There is no doubt that the real villains of the 21st century probably do embrace the thuggish brutality that we see oozing form his counterparts in Casino Royale. Like Licence To Kill before it (Sanchez) Bond faces adversaries that would be more at home in a Tarantino movie and there are times when you are crying out for a bald head and white cat to make an appearance just to remind you this is escapist fantasy and not an episode of Spooks with a big budget. The Character of Le Chiffre does promise a certain villainous familiarity but his rather unsphisticated demise is a disappointment compared to the more creative despatch of previous Bond baddies.
The stunts and set pieces are fantastic; no more dodgy CGI and dubious stunt doubles.....Craig is a much more believable action man than any of his predecessors. The film also benefits form a classy opening pre-title and, arguably, one of the best main title sequences ever.... an inventive and wildly stylish piece of retro art that pays homage to 60`s cool and is less formulaic than recent offerings....Maurice Binder would have been proud! The theme song, however is on a par with the low benchmark set by recent Bond films. Fortunately this is compensated by a gripping soundtrack that is David Arnold`s finest effort to date.

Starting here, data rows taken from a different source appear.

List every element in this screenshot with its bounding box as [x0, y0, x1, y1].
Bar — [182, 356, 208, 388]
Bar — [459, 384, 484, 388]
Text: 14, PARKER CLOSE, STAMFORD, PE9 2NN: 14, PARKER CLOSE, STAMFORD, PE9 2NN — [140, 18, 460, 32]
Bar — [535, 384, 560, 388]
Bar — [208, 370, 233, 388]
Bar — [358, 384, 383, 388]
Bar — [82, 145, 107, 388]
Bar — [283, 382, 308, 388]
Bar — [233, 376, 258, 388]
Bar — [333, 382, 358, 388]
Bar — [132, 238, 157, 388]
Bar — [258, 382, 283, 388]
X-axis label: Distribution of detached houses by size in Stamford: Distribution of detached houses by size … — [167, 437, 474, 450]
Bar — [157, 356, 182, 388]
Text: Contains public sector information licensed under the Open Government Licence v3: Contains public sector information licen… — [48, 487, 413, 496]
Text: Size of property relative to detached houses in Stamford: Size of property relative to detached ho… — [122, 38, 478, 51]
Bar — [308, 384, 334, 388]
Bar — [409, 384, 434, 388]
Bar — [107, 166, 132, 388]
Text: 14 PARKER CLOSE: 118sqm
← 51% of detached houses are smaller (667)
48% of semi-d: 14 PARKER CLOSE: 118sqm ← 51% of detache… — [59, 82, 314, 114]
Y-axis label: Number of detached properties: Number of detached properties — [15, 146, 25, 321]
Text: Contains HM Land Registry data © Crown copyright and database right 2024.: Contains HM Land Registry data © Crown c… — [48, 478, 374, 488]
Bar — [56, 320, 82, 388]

So what of Daniel Craig? He can act, he can run, he can fight and he can look hard, he can even do romance....but is he believable as Bond? There are scenes in the Casino when he exudes menace and certainly reflects the dark persona of Fleming`s original character. But unfortunately, for me anyway, it`s the eyebrows and hair that desperately need that dark persona. In certain scenes, Craig`s blondness passes unnoticed due to lighting, grime or action sequences....but there are other times (emerging from the water and staring at a potential female conquest) when he looks like Worzel Gummidge on steroids. He was such a controversial choice in the first place that the producers could have at least compromised and tinted his albino eyebrows and darkened his hair...just as a token gesture! Because he isn`t the tallest Bond(you struggle in certain fight sequences to pick him out from the crowd), a darker hue would have at least had doubters more appeased when some subtle tinting could have been combined with his much-hyped physique and brooding persona.

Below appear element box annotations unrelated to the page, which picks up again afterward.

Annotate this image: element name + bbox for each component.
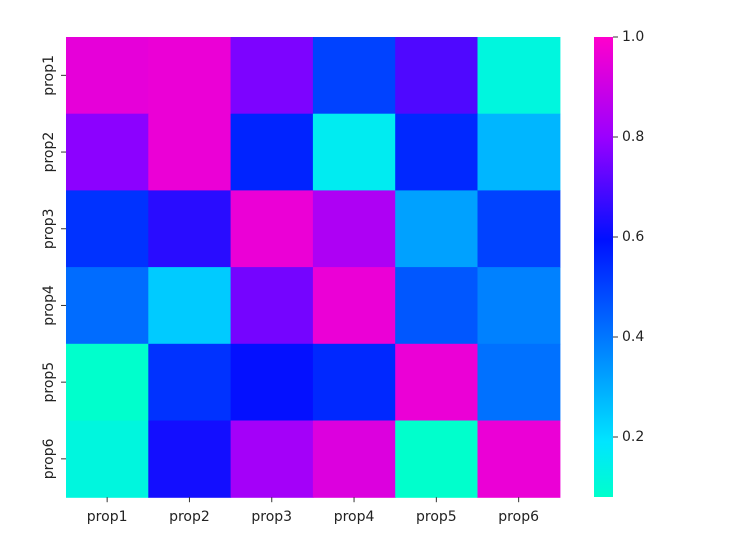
heatmap-cell-prop4-prop1: [66, 267, 149, 345]
heatmap-cell-prop1-prop2: [148, 37, 232, 115]
y-axis-ticks: prop1 prop2 prop3 prop4 prop5 prop6: [41, 55, 66, 479]
x-tick-label: prop6: [498, 509, 539, 525]
heatmap-cell-prop5-prop5: [395, 343, 479, 422]
heatmap-cell-prop6-prop5: [395, 420, 479, 498]
heatmap-cell-prop1-prop6: [477, 37, 561, 115]
heatmap-cell-prop6-prop3: [230, 420, 314, 498]
heatmap-cell-prop2-prop3: [230, 113, 314, 191]
colorbar-ticks: 1.0 0.8 0.6 0.4 0.2: [613, 29, 644, 445]
heatmap-cell-prop3-prop5: [395, 190, 479, 268]
heatmap-cell-prop2-prop5: [395, 113, 479, 191]
heatmap-cell-prop3-prop1: [66, 190, 149, 268]
heatmap-cell-prop5-prop2: [148, 343, 232, 422]
heatmap-cell-prop6-prop2: [148, 420, 232, 498]
x-tick-label: prop2: [169, 509, 210, 525]
colorbar-tick-label: 0.6: [622, 229, 644, 245]
heatmap-cell-prop3-prop2: [148, 190, 232, 268]
heatmap-cell-prop6-prop6: [477, 420, 561, 498]
x-tick-label: prop5: [416, 509, 457, 525]
heatmap-cell-prop2-prop2: [148, 113, 232, 191]
heatmap-cell-prop6-prop4: [312, 420, 396, 498]
heatmap-cell-prop1-prop5: [395, 37, 479, 115]
colorbar-tick-label: 0.4: [622, 329, 644, 345]
heatmap-cells: [66, 37, 561, 498]
heatmap-cell-prop4-prop3: [230, 267, 314, 345]
colorbar-tick-label: 0.2: [622, 429, 644, 445]
heatmap-cell-prop3-prop6: [477, 190, 561, 268]
heatmap-cell-prop4-prop5: [395, 267, 479, 345]
x-axis-ticks: prop1 prop2 prop3 prop4 prop5 prop6: [87, 497, 539, 525]
x-tick-label: prop4: [334, 509, 375, 525]
heatmap-cell-prop6-prop1: [66, 420, 149, 498]
heatmap-cell-prop5-prop4: [312, 343, 396, 422]
heatmap-cell-prop2-prop1: [66, 113, 149, 191]
heatmap-cell-prop2-prop4: [312, 113, 396, 191]
y-tick-label: prop6: [41, 438, 57, 479]
colorbar: [594, 37, 613, 497]
heatmap-cell-prop4-prop2: [148, 267, 232, 345]
heatmap-cell-prop5-prop6: [477, 343, 561, 422]
colorbar-tick-label: 0.8: [622, 129, 644, 145]
y-tick-label: prop1: [41, 55, 57, 96]
heatmap-cell-prop4-prop6: [477, 267, 561, 345]
heatmap-cell-prop1-prop1: [66, 37, 149, 115]
colorbar-tick-label: 1.0: [622, 29, 644, 45]
y-tick-label: prop3: [41, 208, 57, 249]
heatmap-cell-prop5-prop3: [230, 343, 314, 422]
heatmap-cell-prop3-prop4: [312, 190, 396, 268]
y-tick-label: prop5: [41, 362, 57, 403]
heatmap-cell-prop4-prop4: [312, 267, 396, 345]
heatmap-cell-prop5-prop1: [66, 343, 149, 422]
x-tick-label: prop1: [87, 509, 128, 525]
y-tick-label: prop4: [41, 285, 57, 326]
x-tick-label: prop3: [251, 509, 292, 525]
y-tick-label: prop2: [41, 132, 57, 173]
heatmap-cell-prop3-prop3: [230, 190, 314, 268]
heatmap-cell-prop2-prop6: [477, 113, 561, 191]
heatmap-cell-prop1-prop4: [312, 37, 396, 115]
heatmap-cell-prop1-prop3: [230, 37, 314, 115]
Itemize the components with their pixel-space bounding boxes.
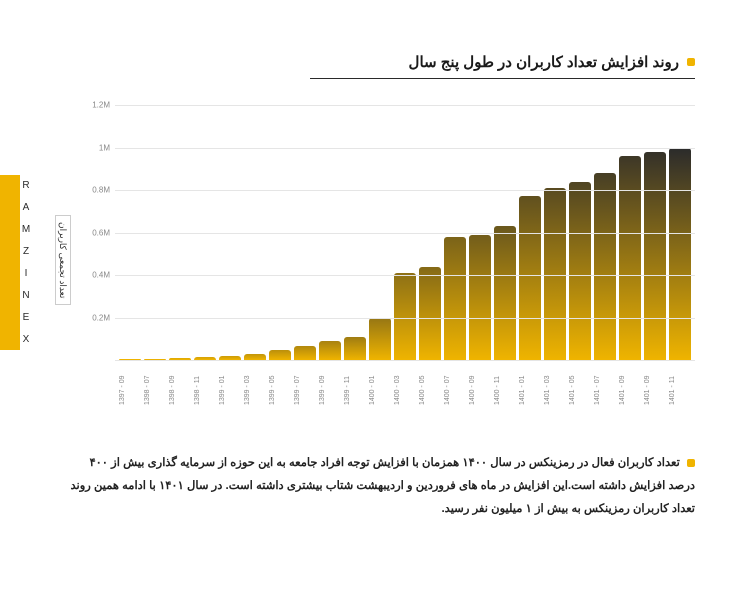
bar — [569, 182, 591, 361]
bar — [394, 273, 416, 360]
y-tick-label: 0.2M — [80, 313, 110, 322]
y-tick-label: 0.6M — [80, 228, 110, 237]
x-tick-label: 1400 - 11 — [494, 365, 516, 415]
y-tick-label: 1M — [80, 143, 110, 152]
x-tick-label: 1400 - 09 — [469, 365, 491, 415]
x-tick-label: 1401 - 09 — [644, 365, 666, 415]
bar — [669, 148, 691, 361]
description-block: تعداد کاربران فعال در رمزینکس در سال ۱۴۰… — [70, 452, 695, 521]
side-accent — [0, 175, 20, 350]
bar — [619, 156, 641, 360]
x-tick-label: 1399 - 07 — [294, 365, 316, 415]
bar — [419, 267, 441, 361]
grid-line — [115, 105, 695, 106]
x-tick-label: 1398 - 09 — [169, 365, 191, 415]
grid-line — [115, 275, 695, 276]
chart-title: روند افزایش تعداد کاربران در طول پنج سال — [409, 53, 679, 71]
title-underline — [310, 78, 695, 79]
bar — [369, 318, 391, 361]
x-tick-label: 1399 - 05 — [269, 365, 291, 415]
x-tick-label: 1399 - 01 — [219, 365, 241, 415]
x-tick-label: 1399 - 11 — [344, 365, 366, 415]
x-tick-label: 1399 - 03 — [244, 365, 266, 415]
x-tick-label: 1400 - 07 — [444, 365, 466, 415]
chart-area: تعداد تجمعی کاربران 1397 - 091398 - 0713… — [60, 95, 695, 415]
x-tick-label: 1401 - 09 — [619, 365, 641, 415]
plot: 1397 - 091398 - 071398 - 091398 - 111399… — [115, 105, 695, 360]
bar — [294, 346, 316, 360]
description-text: تعداد کاربران فعال در رمزینکس در سال ۱۴۰… — [70, 452, 695, 521]
x-tick-label: 1400 - 03 — [394, 365, 416, 415]
x-tick-label: 1401 - 11 — [669, 365, 691, 415]
bar — [644, 152, 666, 360]
x-tick-label: 1398 - 07 — [144, 365, 166, 415]
y-axis-label: تعداد تجمعی کاربران — [55, 215, 71, 305]
bar — [544, 188, 566, 360]
bar — [269, 350, 291, 360]
brand-vertical: RAMZINEX — [22, 175, 34, 350]
x-labels: 1397 - 091398 - 071398 - 091398 - 111399… — [115, 365, 695, 415]
chart-title-row: روند افزایش تعداد کاربران در طول پنج سال — [409, 53, 695, 71]
x-tick-label: 1397 - 09 — [119, 365, 141, 415]
bar — [494, 226, 516, 360]
description-content: تعداد کاربران فعال در رمزینکس در سال ۱۴۰… — [70, 457, 695, 515]
y-tick-label: 0.8M — [80, 186, 110, 195]
bullet-icon — [687, 58, 695, 66]
bar — [344, 337, 366, 360]
grid-line — [115, 360, 695, 361]
y-tick-label: 0.4M — [80, 271, 110, 280]
bar — [444, 237, 466, 360]
bar — [594, 173, 616, 360]
grid-line — [115, 233, 695, 234]
x-tick-label: 1400 - 05 — [419, 365, 441, 415]
x-tick-label: 1401 - 07 — [594, 365, 616, 415]
x-tick-label: 1398 - 11 — [194, 365, 216, 415]
bar — [519, 196, 541, 360]
grid-line — [115, 190, 695, 191]
x-tick-label: 1400 - 01 — [369, 365, 391, 415]
x-tick-label: 1399 - 09 — [319, 365, 341, 415]
x-tick-label: 1401 - 01 — [519, 365, 541, 415]
x-tick-label: 1401 - 03 — [544, 365, 566, 415]
x-tick-label: 1401 - 05 — [569, 365, 591, 415]
bullet-icon — [687, 459, 695, 467]
bar — [319, 341, 341, 360]
bar — [469, 235, 491, 360]
grid-line — [115, 148, 695, 149]
grid-line — [115, 318, 695, 319]
y-tick-label: 1.2M — [80, 101, 110, 110]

But as a NEW Bond? There is no doubt he has made the character much more realistic and complex than the last two actors to don the tux..........but do I really envisage Craig`s face when I think of Bond? To be honest ...no. And where do they go from here? This is Bond year Zero, so what comes next? If the producers intend to keep the gritty tone of the novels then perhaps they could do worse than to take the brave step of revisiting each novel in chronological order and updating the storylines to work in the modern era. This would at least achieve some much needed continuity to the series and allow Craig to grow into character as the novels unfold.

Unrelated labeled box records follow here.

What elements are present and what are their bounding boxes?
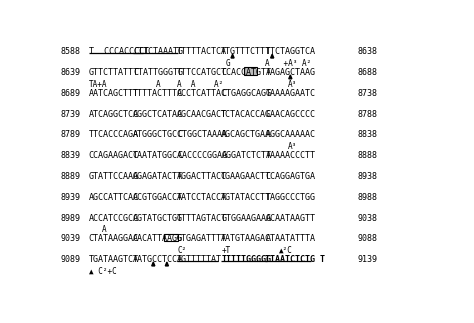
Text: GTTCTTATTT: GTTCTTATTT [89, 68, 139, 77]
Text: 8939: 8939 [61, 193, 81, 202]
Text: AGCAGCTGAA: AGCAGCTGAA [221, 130, 271, 140]
Text: CTTCTAAATG: CTTCTAAATG [133, 47, 183, 56]
Text: CTGAGGCAGG: CTGAGGCAGG [221, 89, 271, 98]
Text: GTGAGATTTT: GTGAGATTTT [177, 234, 227, 243]
Text: GTGGAAGAAA: GTGGAAGAAA [221, 214, 271, 223]
Text: 9038: 9038 [357, 214, 378, 223]
Text: TTTTACTTTC: TTTTACTTTC [133, 89, 183, 98]
Text: CAACAGCCCC: CAACAGCCCC [265, 109, 315, 119]
Text: 8839: 8839 [61, 151, 81, 160]
Text: TAATATGGCA: TAATATGGCA [133, 151, 183, 160]
Polygon shape [271, 54, 274, 58]
Text: TTCACCCAGA: TTCACCCAGA [89, 130, 139, 140]
Text: 8739: 8739 [61, 109, 81, 119]
Text: ACCATCCGCC: ACCATCCGCC [89, 214, 139, 223]
Text: GCAATAAGTT: GCAATAAGTT [265, 214, 315, 223]
Text: CTATTGGGTG: CTATTGGGTG [133, 68, 183, 77]
Text: TTCTAGGTCA: TTCTAGGTCA [265, 47, 315, 56]
Text: 8688: 8688 [357, 68, 378, 77]
Text: TATCCTACCA: TATCCTACCA [177, 193, 227, 202]
Text: GGGATCTCTA: GGGATCTCTA [221, 151, 271, 160]
Text: AAGAGCTAAG: AAGAGCTAAG [265, 68, 315, 77]
Text: 8738: 8738 [357, 89, 378, 98]
Text: CCAGAAGACC: CCAGAAGACC [89, 151, 139, 160]
Text: ▲ C²+C: ▲ C²+C [89, 267, 117, 276]
Polygon shape [152, 262, 155, 266]
Text: +T: +T [221, 246, 230, 255]
Text: TAGGCCCTGG: TAGGCCCTGG [265, 193, 315, 202]
Text: 8838: 8838 [357, 130, 378, 140]
Text: AGGCAAAAAC: AGGCAAAAAC [265, 130, 315, 140]
Text: T  CCCACCCCT: T CCCACCCCT [89, 47, 149, 56]
Text: AGCCATTCAC: AGCCATTCAC [89, 193, 139, 202]
Bar [244, 67, 257, 75]
Text: CTATAAGGAC: CTATAAGGAC [89, 234, 139, 243]
Text: 8788: 8788 [357, 109, 378, 119]
Text: A: A [102, 225, 107, 234]
Text: 9139: 9139 [357, 255, 378, 264]
Bar [164, 234, 178, 241]
Text: 9089: 9089 [61, 255, 81, 264]
Text: TAAAACCCTT: TAAAACCCTT [265, 151, 315, 160]
Text: TTTTTGGGGG: TTTTTGGGGG [221, 255, 271, 264]
Text: AGGCTCATAC: AGGCTCATAC [133, 109, 183, 119]
Text: A³: A³ [288, 79, 297, 89]
Text: 8789: 8789 [61, 130, 81, 140]
Text: CTGGCTAAAA: CTGGCTAAAA [177, 130, 227, 140]
Text: 8989: 8989 [61, 214, 81, 223]
Text: AACATTAAGG: AACATTAAGG [133, 234, 183, 243]
Text: TAAAAGAATC: TAAAAGAATC [265, 89, 315, 98]
Text: G: G [226, 59, 230, 68]
Text: 8988: 8988 [357, 193, 378, 202]
Text: TTTTAGTACT: TTTTAGTACT [177, 214, 227, 223]
Text: 9039: 9039 [61, 234, 81, 243]
Text: 9088: 9088 [357, 234, 378, 243]
Text: 8889: 8889 [61, 172, 81, 181]
Text: 8639: 8639 [61, 68, 81, 77]
Text: A  A    A²: A A A² [177, 79, 223, 89]
Text: TTAATCTCTG T: TTAATCTCTG T [265, 255, 325, 264]
Text: ATCAGGCTCC: ATCAGGCTCC [89, 109, 139, 119]
Text: ATGTTTCTTT: ATGTTTCTTT [221, 47, 271, 56]
Text: TGAAGAACTT: TGAAGAACTT [221, 172, 271, 181]
Text: ATGGGCTGCC: ATGGGCTGCC [133, 130, 183, 140]
Text: A³: A³ [288, 142, 297, 151]
Text: AGTATGCTGG: AGTATGCTGG [133, 214, 183, 223]
Text: CCAGGAGTGA: CCAGGAGTGA [265, 172, 315, 181]
Text: 8588: 8588 [61, 47, 81, 56]
Text: CCACCATGTT: CCACCATGTT [221, 68, 271, 77]
Polygon shape [231, 54, 234, 58]
Polygon shape [289, 75, 292, 79]
Text: TTTCCATGCT: TTTCCATGCT [177, 68, 227, 77]
Text: TTTTTACTCT: TTTTTACTCT [177, 47, 227, 56]
Text: TGGACTTACC: TGGACTTACC [177, 172, 227, 181]
Text: ACGTGGACCA: ACGTGGACCA [133, 193, 183, 202]
Text: AATCAGCTTT: AATCAGCTTT [89, 89, 139, 98]
Text: TGTATACCTT: TGTATACCTT [221, 193, 271, 202]
Polygon shape [165, 262, 168, 266]
Text: 8888: 8888 [357, 151, 378, 160]
Text: C²: C² [177, 246, 186, 255]
Text: TATGCCTCCT: TATGCCTCCT [133, 255, 183, 264]
Text: TCTACACCAG: TCTACACCAG [221, 109, 271, 119]
Text: TGATAAGTCA: TGATAAGTCA [89, 255, 139, 264]
Text: A   +A³ A²: A +A³ A² [265, 59, 311, 68]
Text: GTATTCCAAG: GTATTCCAAG [89, 172, 139, 181]
Text: AGTTTTTAT: AGTTTTTAT [177, 255, 222, 264]
Text: TA+A: TA+A [89, 79, 107, 89]
Text: CACCCCGGAA: CACCCCGGAA [177, 151, 227, 160]
Text: AATGTAAGAC: AATGTAAGAC [221, 234, 271, 243]
Text: AGCAACGACT: AGCAACGACT [177, 109, 227, 119]
Text: AGAGATACTA: AGAGATACTA [133, 172, 183, 181]
Text: ▲²C: ▲²C [279, 246, 293, 255]
Text: ACCTCATTAC: ACCTCATTAC [177, 89, 227, 98]
Text: 8638: 8638 [357, 47, 378, 56]
Text: 8938: 8938 [357, 172, 378, 181]
Text: ATAATATTTA: ATAATATTTA [265, 234, 315, 243]
Text: A: A [155, 79, 160, 89]
Text: 8689: 8689 [61, 89, 81, 98]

Somehow, I doubt they`ll have the courage of their convictions to attempt anything so bold, no matter how logical. Casino Royale is so far away from the patchwork mess that was Die Another Day that it was always going to be a good movie in it`s own right. Whether it is a great BOND movie with a great BOND.......well....no matter how much the critics enthuse, it is the public who will decide if Bad Ass Bond will be taken to their hearts. As for me..............I am still undecided. I saw this film with someone who doesn`t like Bond films....and they really enjoyed it. Perhaps that says it all.